The authors books: "You Can Live A Balanced Life In An Unbalanced World" and “The Heart Knows the Way – How to Follow Your Heart to a Conscious Connection with the Divine Spirit Within” are available at Amazon.com and other online booksellers, as well as through major bookstores such as Barnes & Noble and Borders.

10 Ways to Help Get Us Through Hard Times

Cut back on spending, increase our savings and live below our means instead of beyond them. This helps us and also demonstrates sensitivity to the millions of our fellow Americans who have lost their jobs, homes and insurance.

Learn about the resources that are available to help needy families through hard times so that you can be proactive. Have it ready when someone you meet or know is in need of connecting with these services. [Be part of the healing of our country.]

Curb the temptation to indulge in conspicuous consumption and to flaunt an ostentatious lifestyle. Donate that discretionary income to community organizations to help our fellow citizens.

Give more generously to all the charities of our choice and continue an American tradition of doing good to help others.

Remain positive, which is always an excellent way to ensure better results in every area of our lives and to help calm everyone around us.

Remember to maintain an attitude of gratitude. This boosts our self esteem and raises our energy vibration, which lifts our spirits and those of everyone who comes in contact with us.

Take good care of our health. It is vitally important during hard times to maintain a positive attitude and to manage stress.

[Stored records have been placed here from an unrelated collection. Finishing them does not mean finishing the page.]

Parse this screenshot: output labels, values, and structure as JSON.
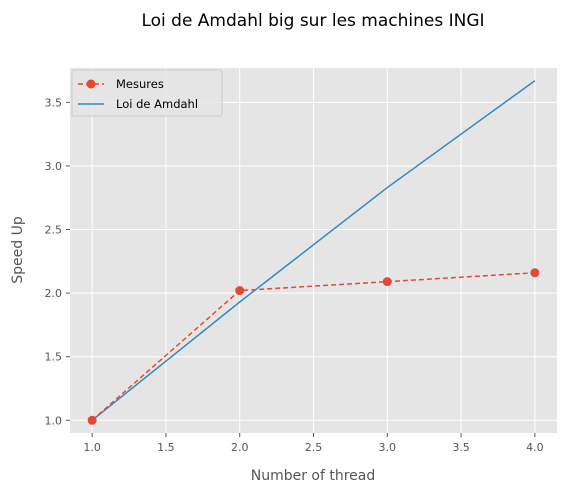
{
  "chart_data": {
    "type": "line",
    "title": "Loi de Amdahl big sur les machines INGI",
    "xlabel": "Number of thread",
    "ylabel": "Speed Up",
    "xlim": [
      0.85,
      4.15
    ],
    "ylim": [
      0.9,
      3.77
    ],
    "xticks": [
      1.0,
      1.5,
      2.0,
      2.5,
      3.0,
      3.5,
      4.0
    ],
    "xtick_labels": [
      "1.0",
      "1.5",
      "2.0",
      "2.5",
      "3.0",
      "3.5",
      "4.0"
    ],
    "yticks": [
      1.0,
      1.5,
      2.0,
      2.5,
      3.0,
      3.5
    ],
    "ytick_labels": [
      "1.0",
      "1.5",
      "2.0",
      "2.5",
      "3.0",
      "3.5"
    ],
    "grid": true,
    "legend_position": "upper left",
    "series": [
      {
        "name": "Mesures",
        "style": "dashed-marker",
        "color": "#E24A33",
        "x": [
          1,
          2,
          3,
          4
        ],
        "values": [
          1.0,
          2.02,
          2.09,
          2.16
        ]
      },
      {
        "name": "Loi de Amdahl",
        "style": "solid",
        "color": "#348ABD",
        "x": [
          1,
          2,
          3,
          4
        ],
        "values": [
          1.0,
          1.93,
          2.83,
          3.67
        ]
      }
    ]
  },
  "colors": {
    "background": "#E5E5E5",
    "grid": "#FFFFFF",
    "text": "#555555"
  }
}
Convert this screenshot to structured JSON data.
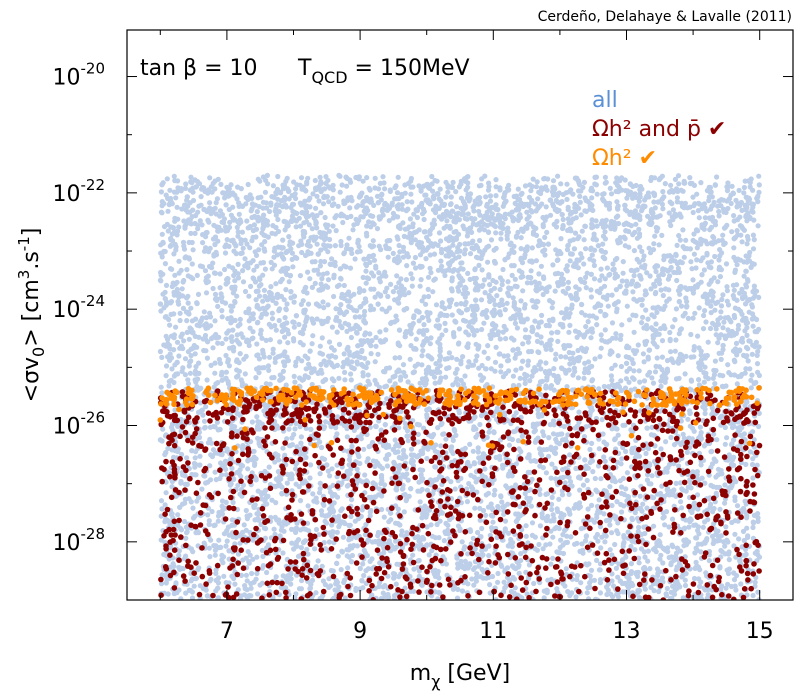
{
  "chart_data": {
    "type": "scatter",
    "credit": "Cerdeño, Delahaye & Lavalle (2011)",
    "annotation": {
      "tan_beta": "tan β = 10",
      "tqcd_main": "T",
      "tqcd_sub": "QCD",
      "tqcd_value": " = 150MeV"
    },
    "xlabel": {
      "main": "m",
      "sub": "χ",
      "rest": " [GeV]"
    },
    "ylabel": {
      "a": "<σv",
      "sub": "0",
      "b": "> [cm",
      "sup1": "3",
      "c": ".s",
      "sup2": "-1",
      "d": "]"
    },
    "xlim": [
      5.5,
      15.5
    ],
    "ylim": [
      -29.0,
      -19.2
    ],
    "y_scale": "log10",
    "x_ticks": [
      7,
      9,
      11,
      13,
      15
    ],
    "x_tick_labels": [
      "7",
      "9",
      "11",
      "13",
      "15"
    ],
    "y_ticks": [
      -28,
      -26,
      -24,
      -22,
      -20
    ],
    "y_tick_labels": [
      "10",
      "10",
      "10",
      "10",
      "10"
    ],
    "y_tick_exponents": [
      "-28",
      "-26",
      "-24",
      "-22",
      "-20"
    ],
    "grid": false,
    "legend": {
      "placement": "top-right",
      "entries": [
        {
          "label": "all",
          "color": "#5b8fd6"
        },
        {
          "label": "Ωh² and p̄ ✔",
          "color": "#8b0000"
        },
        {
          "label": "Ωh² ✔",
          "color": "#ff8c00"
        }
      ]
    },
    "series": [
      {
        "name": "all",
        "color": "#bccee8",
        "x_range": [
          6.0,
          15.0
        ],
        "log10_y_range": [
          -29.0,
          -21.7
        ]
      },
      {
        "name": "Ωh² and p̄ ✔",
        "color": "#8b0000",
        "x_range": [
          6.0,
          15.0
        ],
        "log10_y_range": [
          -29.0,
          -25.4
        ]
      },
      {
        "name": "Ωh² ✔",
        "color": "#ff8c00",
        "x_range": [
          6.0,
          15.0
        ],
        "log10_y_range": [
          -25.65,
          -25.35
        ]
      }
    ]
  }
}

Support our inner peace by saying as often as possible: I choose Good this day for me, my loved ones and all others. And So It Is!

Fight fear by repeating over and over: All is well! Something wonderful is happening in my life right now. I sense it. I feel it. I know it. And So It Is!

And then we anchor in our good by repeating the following: In living the key values in life – honesty, integrity and loving and caring for others – I hasten our nation’s return to balance on all levels, peacefully, joyously and harmoniously with Good-God for all concerned. And So It Is!